Advanced Experiments: Research Methods in Psychology - Notes
Threats to Internal Validity
A number of factors can be confounded with your Independent Variable (IV). Ideally, the IV should be the only difference between your groups.
Any other difference might serve as an alternate explanation for your results.
Regression to the Mean
On average, things are average. Big differences tend to get smaller over time.
Consider whether any observed changes can be explained by regression to the mean.
Example: If you select participants based on extreme scores, their scores will likely be less extreme upon retesting.
Maturation
As time goes by, things change naturally.
Need to have an appropriate comparison group to account for these changes.
Have you ruled out placebo effects? Placebo effects are changes in outcomes due to the expectation of an effect, rather than the treatment itself.
Task Demands
The structure of the experimental task can telegraph the researchers’ intent.
Can your participants figure out your hypothesis?
How to avoid:
A plausible cover story (as in Durgin et al.) can reduce suspicion.
Blinding participants can make manipulations less apparent.
History (Third Variables)
Are there new differences that have emerged between your conditions that are not a result of the IV?
Is your manipulation changing something other than the IV?
History refers to events that occur during the course of the study that could affect the outcome.
Selection & Attrition
No one can be compelled to cooperate in research.
Consider who is choosing to sign up for and who drops out of your study. This can introduce bias.
Testing & Instrumentation
Measures (& their effectiveness) can change over time.
Testing: We get better at a test the more times we take it. Do participants in different conditions have equal opportunities to practice any tests?
Instrumentation: Are participants taking the same test? (More of an issue with longer time-frames.) Changes in the measurement instrument or procedure can affect results.
Between-Subjects vs. Within-Subjects Designs
Between-subjects: Different participants are assigned to different conditions.
Within-subjects: The same participants are used in all conditions.
Within-subjects studies have much greater statistical power but require more planning to avoid order effects (such as fatigue or practice).
Statistical power is the ability to detect a real effect if one exists.
\text{Mean A} \text{ Compare } \text{Mean B} \text{ Compare } \text{Mean difference}
Increasing Statistical Power
Statistical power is the ability to find real effects in a given study.
How can it be increased?
Conduct a within-subjects study (w/ appropriate tests).
Conduct a pretest/posttest study.
Larger effects are easier to find – can (potentially) strengthen a manipulation.
Increase sample size.
Provide room to vary in your DV measure (get off the floor/ceiling). Ensure your dependent variable has sufficient range to capture the full effect.
Control more random variables (reduce noise). Minimize extraneous factors that could obscure the true effect.

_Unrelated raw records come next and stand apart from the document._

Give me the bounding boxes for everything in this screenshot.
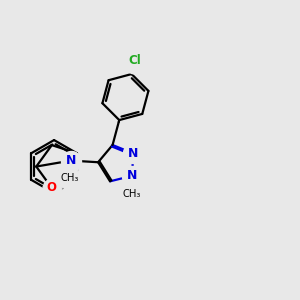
Text: N: N bbox=[66, 154, 76, 167]
Text: CH₃: CH₃ bbox=[123, 189, 141, 199]
Text: CH₃: CH₃ bbox=[60, 173, 79, 183]
Text: Cl: Cl bbox=[129, 54, 142, 67]
Text: N: N bbox=[128, 147, 139, 160]
Text: O: O bbox=[47, 182, 57, 194]
Text: N: N bbox=[127, 169, 137, 182]
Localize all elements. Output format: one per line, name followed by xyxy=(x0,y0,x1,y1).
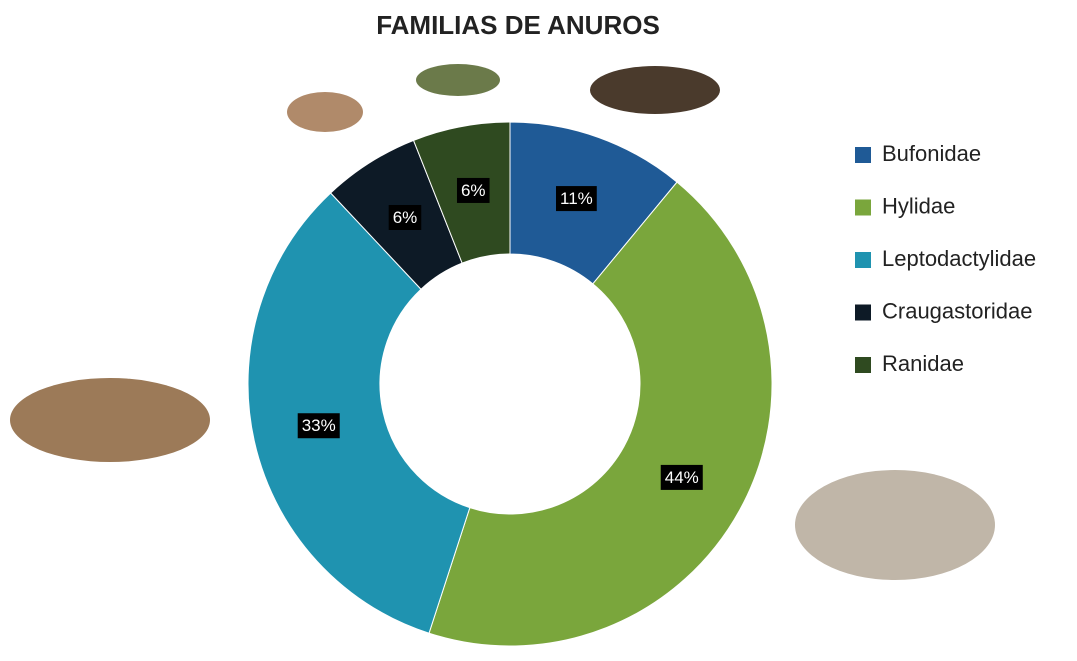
value-label-group: 11% xyxy=(556,186,597,212)
legend-swatch xyxy=(855,357,871,373)
value-label-box xyxy=(297,413,340,439)
chart-title: FAMILIAS DE ANUROS xyxy=(376,10,660,40)
legend-swatch xyxy=(855,252,871,268)
legend-label: Bufonidae xyxy=(882,141,981,166)
frog-image xyxy=(10,378,210,462)
value-label-group: 33% xyxy=(297,413,340,439)
value-label: 33% xyxy=(302,416,336,435)
legend-swatch xyxy=(855,304,871,321)
legend-swatch xyxy=(855,147,871,163)
frog-images xyxy=(10,64,995,580)
legend-label: Craugastoridae xyxy=(882,298,1032,323)
value-label: 6% xyxy=(393,208,418,227)
legend-label: Ranidae xyxy=(882,351,964,376)
legend-swatch xyxy=(855,199,871,216)
value-label-box xyxy=(456,177,490,203)
frog-image xyxy=(795,470,995,580)
value-label-group: 6% xyxy=(388,204,422,230)
value-label-box xyxy=(556,186,597,212)
value-label-group: 6% xyxy=(456,177,490,203)
donut-slice xyxy=(247,192,471,634)
value-label-group: 44% xyxy=(660,464,703,490)
value-label: 11% xyxy=(560,189,593,208)
frog-image xyxy=(287,92,363,132)
value-label-box xyxy=(388,204,422,230)
value-label: 6% xyxy=(461,181,486,200)
legend-label: Hylidae xyxy=(882,193,955,218)
frog-image xyxy=(590,66,720,114)
value-label: 44% xyxy=(665,468,699,487)
donut-slice xyxy=(428,181,773,647)
frog-image xyxy=(416,64,500,96)
legend-label: Leptodactylidae xyxy=(882,246,1036,271)
value-label-box xyxy=(660,464,703,490)
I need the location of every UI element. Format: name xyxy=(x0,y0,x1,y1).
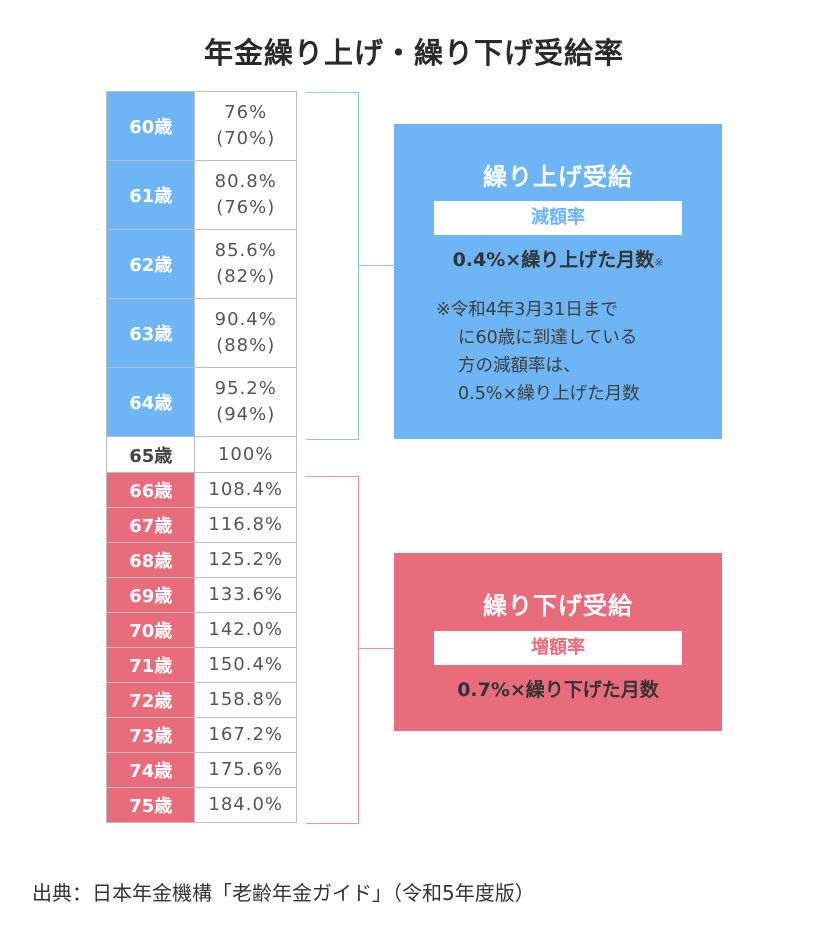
table-row: 72歳 158.8% xyxy=(105,682,297,718)
rate-cell: 175.6% xyxy=(194,752,297,788)
rate-value: 76% xyxy=(224,102,268,123)
rate-value: 116.8% xyxy=(208,514,284,535)
late-bracket xyxy=(306,476,359,824)
age-cell: 71歳 xyxy=(105,647,196,683)
rate-value: 90.4% xyxy=(214,309,277,330)
rate-value: 108.4% xyxy=(208,479,284,500)
rate-cell: 80.8% (76%) xyxy=(194,160,297,230)
early-box-title: 繰り上げ受給 xyxy=(483,163,633,191)
rate-old-value: (82%) xyxy=(216,266,276,287)
rate-cell: 133.6% xyxy=(194,577,297,613)
table-row: 74歳 175.6% xyxy=(105,752,297,788)
rate-value: 158.8% xyxy=(208,689,284,710)
age-cell: 63歳 xyxy=(105,298,196,368)
table-row: 63歳 90.4% (88%) xyxy=(105,298,297,368)
table-row: 73歳 167.2% xyxy=(105,717,297,753)
early-formula-mark: ※ xyxy=(654,256,664,269)
rate-cell: 108.4% xyxy=(194,472,297,508)
rate-value: 142.0% xyxy=(208,619,284,640)
rate-old-value: (76%) xyxy=(216,197,276,218)
rate-cell: 142.0% xyxy=(194,612,297,648)
table-row: 71歳 150.4% xyxy=(105,647,297,683)
age-cell: 69歳 xyxy=(105,577,196,613)
rate-value: 150.4% xyxy=(208,654,284,675)
rate-cell: 167.2% xyxy=(194,717,297,753)
rate-value: 125.2% xyxy=(208,549,284,570)
rate-cell: 150.4% xyxy=(194,647,297,683)
age-cell: 61歳 xyxy=(105,160,196,230)
rate-cell: 158.8% xyxy=(194,682,297,718)
note-line: に60歳に到達している xyxy=(458,328,638,348)
early-receipt-box: 繰り上げ受給 減額率 0.4%×繰り上げた月数※ ※令和4年3月31日まで に6… xyxy=(394,124,722,439)
age-cell: 68歳 xyxy=(105,542,196,578)
source-citation: 出典：日本年金機構「老齢年金ガイド」（令和5年度版） xyxy=(32,881,535,905)
table-row: 62歳 85.6% (82%) xyxy=(105,229,297,299)
chart-title: 年金繰り上げ・繰り下げ受給率 xyxy=(203,36,624,70)
late-receipt-box: 繰り下げ受給 増額率 0.7%×繰り下げた月数 xyxy=(394,553,722,731)
rate-value: 85.6% xyxy=(214,240,277,261)
age-cell: 65歳 xyxy=(105,436,196,473)
table-row: 69歳 133.6% xyxy=(105,577,297,613)
rate-value: 175.6% xyxy=(208,759,284,780)
rate-table: 60歳 76% (70%) 61歳 80.8% (76%) 62歳 85.6% (82%) 63歳… xyxy=(105,91,297,823)
age-cell: 73歳 xyxy=(105,717,196,753)
early-connector xyxy=(359,265,394,266)
rate-cell: 184.0% xyxy=(194,787,297,823)
rate-cell: 76% (70%) xyxy=(194,91,297,161)
rate-cell: 95.2% (94%) xyxy=(194,367,297,437)
table-row: 75歳 184.0% xyxy=(105,787,297,823)
rate-value: 133.6% xyxy=(208,584,284,605)
note-line: 0.5%×繰り上げた月数 xyxy=(458,384,640,404)
rate-old-value: (94%) xyxy=(216,404,276,425)
rate-old-value: (70%) xyxy=(216,128,276,149)
rate-value: 80.8% xyxy=(214,171,277,192)
rate-value: 167.2% xyxy=(208,724,284,745)
table-row: 65歳 100% xyxy=(105,436,297,473)
table-row: 64歳 95.2% (94%) xyxy=(105,367,297,437)
rate-value: 184.0% xyxy=(208,794,284,815)
table-row: 60歳 76% (70%) xyxy=(105,91,297,161)
rate-cell: 90.4% (88%) xyxy=(194,298,297,368)
early-formula-text: 0.4%×繰り上げた月数 xyxy=(452,249,655,271)
early-box-label: 減額率 xyxy=(434,201,682,235)
rate-value: 100% xyxy=(217,443,274,465)
early-box-note: ※令和4年3月31日まで に60歳に到達している 方の減額率は、 0.5%×繰り… xyxy=(436,296,726,408)
age-cell: 62歳 xyxy=(105,229,196,299)
table-row: 66歳 108.4% xyxy=(105,472,297,508)
rate-value: 95.2% xyxy=(214,378,277,399)
rate-cell: 116.8% xyxy=(194,507,297,543)
table-row: 70歳 142.0% xyxy=(105,612,297,648)
note-line: ※令和4年3月31日まで xyxy=(436,300,618,320)
age-cell: 66歳 xyxy=(105,472,196,508)
late-box-formula: 0.7%×繰り下げた月数 xyxy=(457,679,659,701)
early-box-formula: 0.4%×繰り上げた月数※ xyxy=(394,245,722,272)
early-bracket xyxy=(306,92,359,440)
age-cell: 67歳 xyxy=(105,507,196,543)
age-cell: 75歳 xyxy=(105,787,196,823)
age-cell: 64歳 xyxy=(105,367,196,437)
rate-cell: 125.2% xyxy=(194,542,297,578)
rate-cell: 85.6% (82%) xyxy=(194,229,297,299)
rate-cell: 100% xyxy=(194,436,297,473)
table-row: 61歳 80.8% (76%) xyxy=(105,160,297,230)
age-cell: 60歳 xyxy=(105,91,196,161)
late-box-title: 繰り下げ受給 xyxy=(483,592,633,620)
late-box-label: 増額率 xyxy=(434,631,682,665)
age-cell: 72歳 xyxy=(105,682,196,718)
note-line: 方の減額率は、 xyxy=(458,356,581,376)
rate-old-value: (88%) xyxy=(216,335,276,356)
table-row: 67歳 116.8% xyxy=(105,507,297,543)
age-cell: 74歳 xyxy=(105,752,196,788)
table-row: 68歳 125.2% xyxy=(105,542,297,578)
age-cell: 70歳 xyxy=(105,612,196,648)
late-connector xyxy=(359,648,394,649)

Interactions & Factorial Designs
We can combine different IVs (different factors) in one study to see the effect they have on a DV both separately and together.
a \text{ x } b \text{ x } c \text{ (x…)}
Levels of IV #1
Levels of IV #2
Levels of IV #3
And so on
Sample Study: Anonymity, Grammar, and Aggression
“How do anonymity and grammar affect people’s aggressive behavior online?”
Factor 1: Anonymity (Anonymous or not)
Factor 2: Grammar (Good or poor)
DV: Aggression
2 levels of 2 different factors = 2 x 2 experiment
Study Design
Rate the spelling/grammar of different online comments (within subjects).
e.g., “Hay check out ths supper cool video i seen!” or “I just got back from the most amazing concert!” (How many mistakes were there?)
Counterbalanced (between subjects): “Hey, check out this super cool video I just saw!” or “i just got bak frm the most amaze concrt!”
Provide opportunity to post to commenters’ walls either anonymously or with real name (between subjects).
Measure aggression through different feedback options. Example: "poop" feedback versus no response
Analyzing Results
What are the (main) effects of:
Grammar?
Anonymity?
Do these effects depend on each other? (Interaction)
“Simple effects” refer to the effect of one IV at a specific level of another IV.
Graphical Representation
A graph displaying the proportion of "poop" feedback left, with grammar on the x-axis (Good Grammar vs. Poor Grammar) and separate lines for Anonymous and Real Name conditions, can help visualize main effects and interactions.
Looking at the graph:
Main Effect of Grammar: Is there a difference in "poop" feedback between good and poor grammar, regardless of anonymity?
Main Effect of Anonymity: Is there a difference in "poop" feedback between anonymous and real name conditions, regardless of grammar?
Interaction: Does the effect of grammar on "poop" feedback depend on whether the comment is anonymous or not? If the lines are not parallel, there is likely an interaction.